Meeting of the Parliament (Hybrid) 02 February 2022
Access to affordable, safe and stable housing must be a central part of any strategy to end homelessness. That is why the Scottish Conservatives believe that the housing first approach should be accelerated and rolled out across all local authorities. However, homelessness is not just about the availability of housing. Its causes, as the Centre for Social Justice argues, are a complex mix of personal and structural factors.
Just as barriers to affordable housing and stable employment are drivers of homelessness, so too are adverse childhood experiences, family breakdown, mental ill health and addiction. For example, we know from the most recent homelessness figures that household disputes, both violent and non-violent, accounted for more than a third of homelessness applications. Further, the prevention review group report highlights that almost a fifth of homeless applicants have had drug or alcohol-related issues.
That is why prevention and early intervention are so important, and why organisations such as Shelter Scotland and Crisis emphasise that homelessness prevention needs to become a priority focus for policy makers.
The United Kingdom and Welsh Governments have already put in place prevention duties. In England, that led to a 46 per cent drop in homelessness, and it led to a 59 per cent decrease over the first two years in Wales. Research from Crisis demonstrates that, during the same period, Scotland experienced a rise in the rate of homeless applications.
As Dr Beth Watts told the Social Justice and Social Security Committee in November last year, it is clear that the needs of those who are particularly susceptible to homelessness are much broader than the remit of local authority housing and homelessness departments. A whole-system, person-centred approach is therefore sensible. However, to be effective, it must be sufficiently resourced. Health and social care services, children’s services, police and prisons are already operating at capacity. For the proposed legislative changes to have the necessary impact, those who are charged with implementing them on the ground must be supported. I agree with the emphasis on
“a shared public responsibility to prevent homelessness”,
but I sincerely hope that that is not an abdication of the SNP-Green Government’s responsibility on the issue.

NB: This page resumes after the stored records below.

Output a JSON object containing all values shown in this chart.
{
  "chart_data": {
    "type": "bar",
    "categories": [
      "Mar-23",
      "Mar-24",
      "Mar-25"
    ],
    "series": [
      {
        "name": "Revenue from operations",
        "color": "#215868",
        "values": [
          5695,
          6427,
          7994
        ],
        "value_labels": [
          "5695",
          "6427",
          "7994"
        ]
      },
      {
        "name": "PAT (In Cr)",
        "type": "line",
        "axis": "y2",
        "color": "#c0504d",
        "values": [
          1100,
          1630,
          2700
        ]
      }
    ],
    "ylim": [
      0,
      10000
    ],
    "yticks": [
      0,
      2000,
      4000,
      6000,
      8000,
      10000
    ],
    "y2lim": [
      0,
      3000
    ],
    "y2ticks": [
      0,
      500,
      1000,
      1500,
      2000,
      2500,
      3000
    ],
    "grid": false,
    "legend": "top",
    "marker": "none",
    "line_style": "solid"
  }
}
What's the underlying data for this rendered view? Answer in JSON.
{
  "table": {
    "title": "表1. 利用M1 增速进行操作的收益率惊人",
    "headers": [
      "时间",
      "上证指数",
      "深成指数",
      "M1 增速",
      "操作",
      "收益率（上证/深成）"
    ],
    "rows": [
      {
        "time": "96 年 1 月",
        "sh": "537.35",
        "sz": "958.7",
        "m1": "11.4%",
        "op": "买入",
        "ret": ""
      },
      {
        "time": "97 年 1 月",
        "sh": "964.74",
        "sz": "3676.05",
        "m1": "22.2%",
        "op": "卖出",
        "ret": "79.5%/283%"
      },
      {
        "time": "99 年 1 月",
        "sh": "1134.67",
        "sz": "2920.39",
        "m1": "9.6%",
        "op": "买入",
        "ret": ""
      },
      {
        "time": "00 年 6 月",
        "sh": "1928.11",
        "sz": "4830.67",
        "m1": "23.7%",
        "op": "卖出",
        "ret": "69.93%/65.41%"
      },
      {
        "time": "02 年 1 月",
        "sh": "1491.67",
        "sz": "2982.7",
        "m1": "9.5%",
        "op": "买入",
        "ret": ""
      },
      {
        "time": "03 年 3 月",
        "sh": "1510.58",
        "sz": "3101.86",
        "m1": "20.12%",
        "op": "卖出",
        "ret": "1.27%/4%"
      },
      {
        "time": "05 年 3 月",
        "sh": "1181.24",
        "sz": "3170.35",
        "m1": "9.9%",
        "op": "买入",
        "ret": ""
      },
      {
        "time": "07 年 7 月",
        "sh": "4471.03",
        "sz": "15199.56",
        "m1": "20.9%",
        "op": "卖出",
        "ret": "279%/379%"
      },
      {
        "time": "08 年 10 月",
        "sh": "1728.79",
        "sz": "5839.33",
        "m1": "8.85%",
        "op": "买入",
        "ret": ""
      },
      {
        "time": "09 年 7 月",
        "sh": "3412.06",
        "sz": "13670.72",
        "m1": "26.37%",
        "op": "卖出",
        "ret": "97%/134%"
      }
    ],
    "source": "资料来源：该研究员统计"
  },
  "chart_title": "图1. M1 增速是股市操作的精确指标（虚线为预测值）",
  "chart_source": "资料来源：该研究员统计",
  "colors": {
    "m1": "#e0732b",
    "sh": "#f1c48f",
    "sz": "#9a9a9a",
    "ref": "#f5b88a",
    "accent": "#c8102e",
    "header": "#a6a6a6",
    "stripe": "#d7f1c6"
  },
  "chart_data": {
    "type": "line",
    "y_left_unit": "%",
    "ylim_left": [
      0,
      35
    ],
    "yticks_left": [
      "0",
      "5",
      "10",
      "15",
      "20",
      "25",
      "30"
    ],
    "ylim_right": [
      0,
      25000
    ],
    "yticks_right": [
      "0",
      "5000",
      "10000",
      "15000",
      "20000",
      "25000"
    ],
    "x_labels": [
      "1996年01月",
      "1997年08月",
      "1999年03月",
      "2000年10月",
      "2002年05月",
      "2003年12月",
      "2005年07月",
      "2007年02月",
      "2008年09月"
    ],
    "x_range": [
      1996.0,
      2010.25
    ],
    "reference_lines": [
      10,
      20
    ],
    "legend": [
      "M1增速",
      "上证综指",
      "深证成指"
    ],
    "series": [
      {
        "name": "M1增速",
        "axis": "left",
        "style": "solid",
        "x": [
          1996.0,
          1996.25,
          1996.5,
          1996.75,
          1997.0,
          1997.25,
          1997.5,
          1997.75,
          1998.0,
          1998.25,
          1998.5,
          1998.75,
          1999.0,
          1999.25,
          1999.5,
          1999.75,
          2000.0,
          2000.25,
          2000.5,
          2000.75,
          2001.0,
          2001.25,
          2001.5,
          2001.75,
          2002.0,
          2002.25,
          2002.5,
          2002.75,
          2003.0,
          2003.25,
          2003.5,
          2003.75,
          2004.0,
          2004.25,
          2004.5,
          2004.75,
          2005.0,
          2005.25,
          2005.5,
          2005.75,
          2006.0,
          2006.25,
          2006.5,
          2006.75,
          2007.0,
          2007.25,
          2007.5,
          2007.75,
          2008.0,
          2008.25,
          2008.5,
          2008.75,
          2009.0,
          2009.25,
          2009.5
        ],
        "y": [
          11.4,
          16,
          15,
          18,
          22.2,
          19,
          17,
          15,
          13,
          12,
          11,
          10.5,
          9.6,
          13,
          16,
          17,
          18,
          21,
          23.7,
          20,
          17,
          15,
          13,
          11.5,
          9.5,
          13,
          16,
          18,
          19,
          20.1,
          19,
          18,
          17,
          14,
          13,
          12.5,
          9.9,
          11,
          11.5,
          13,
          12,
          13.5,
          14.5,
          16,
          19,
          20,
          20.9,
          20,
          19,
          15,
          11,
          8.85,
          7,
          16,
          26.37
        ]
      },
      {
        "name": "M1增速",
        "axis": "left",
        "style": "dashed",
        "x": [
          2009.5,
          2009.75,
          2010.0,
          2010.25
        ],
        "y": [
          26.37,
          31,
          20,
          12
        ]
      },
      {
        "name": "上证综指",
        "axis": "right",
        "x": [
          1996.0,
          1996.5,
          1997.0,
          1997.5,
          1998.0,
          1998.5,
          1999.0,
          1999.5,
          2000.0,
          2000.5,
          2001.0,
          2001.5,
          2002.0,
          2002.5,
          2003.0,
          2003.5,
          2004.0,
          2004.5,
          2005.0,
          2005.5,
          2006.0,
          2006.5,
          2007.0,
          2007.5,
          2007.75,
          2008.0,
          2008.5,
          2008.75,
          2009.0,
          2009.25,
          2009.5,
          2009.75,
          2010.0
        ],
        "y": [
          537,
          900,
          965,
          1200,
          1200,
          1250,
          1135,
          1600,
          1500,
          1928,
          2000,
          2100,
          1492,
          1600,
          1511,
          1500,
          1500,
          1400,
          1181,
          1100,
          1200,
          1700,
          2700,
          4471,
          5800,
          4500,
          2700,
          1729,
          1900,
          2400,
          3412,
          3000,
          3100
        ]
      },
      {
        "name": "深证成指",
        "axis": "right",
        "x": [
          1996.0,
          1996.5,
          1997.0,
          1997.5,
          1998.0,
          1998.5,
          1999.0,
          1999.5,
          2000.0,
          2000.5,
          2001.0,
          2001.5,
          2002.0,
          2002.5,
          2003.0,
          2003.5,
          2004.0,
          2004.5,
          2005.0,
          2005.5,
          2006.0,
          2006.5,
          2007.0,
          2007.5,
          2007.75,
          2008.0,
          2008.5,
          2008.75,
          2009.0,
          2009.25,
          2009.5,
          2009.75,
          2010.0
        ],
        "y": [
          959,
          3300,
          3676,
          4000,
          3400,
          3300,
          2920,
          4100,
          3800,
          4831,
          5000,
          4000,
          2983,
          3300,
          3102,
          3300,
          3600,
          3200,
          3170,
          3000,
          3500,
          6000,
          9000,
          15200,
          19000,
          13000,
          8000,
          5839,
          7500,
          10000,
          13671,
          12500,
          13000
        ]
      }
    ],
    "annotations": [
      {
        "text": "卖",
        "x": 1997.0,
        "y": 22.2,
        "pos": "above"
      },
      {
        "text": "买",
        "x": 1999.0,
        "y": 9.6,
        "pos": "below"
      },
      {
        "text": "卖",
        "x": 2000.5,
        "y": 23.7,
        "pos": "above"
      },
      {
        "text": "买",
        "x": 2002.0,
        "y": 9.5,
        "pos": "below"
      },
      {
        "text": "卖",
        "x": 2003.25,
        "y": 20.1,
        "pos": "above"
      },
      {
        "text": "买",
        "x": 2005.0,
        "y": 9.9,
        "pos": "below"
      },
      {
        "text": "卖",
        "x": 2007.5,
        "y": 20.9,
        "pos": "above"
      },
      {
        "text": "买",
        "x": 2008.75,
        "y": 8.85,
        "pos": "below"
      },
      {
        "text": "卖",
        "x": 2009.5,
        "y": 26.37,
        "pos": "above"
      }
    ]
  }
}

As an example, we can take Dundee, in my region, which is a city that the Cabinet Secretary for Social Justice, Housing and Local Government knows very well. A 16-month investigation into mental health care in NHS Tayside heavily criticised the
“poor service, treatment, patient care and outcomes.”
Tragically, figures that were released in December show that the number of suspected drug deaths in Tayside remains at 2020 levels. Last year, although Scotland experienced a 9 per cent decrease in the number of homeless applications, Dundee City Council recorded a 9 per cent increase, while the housing first project has been cut to the bone.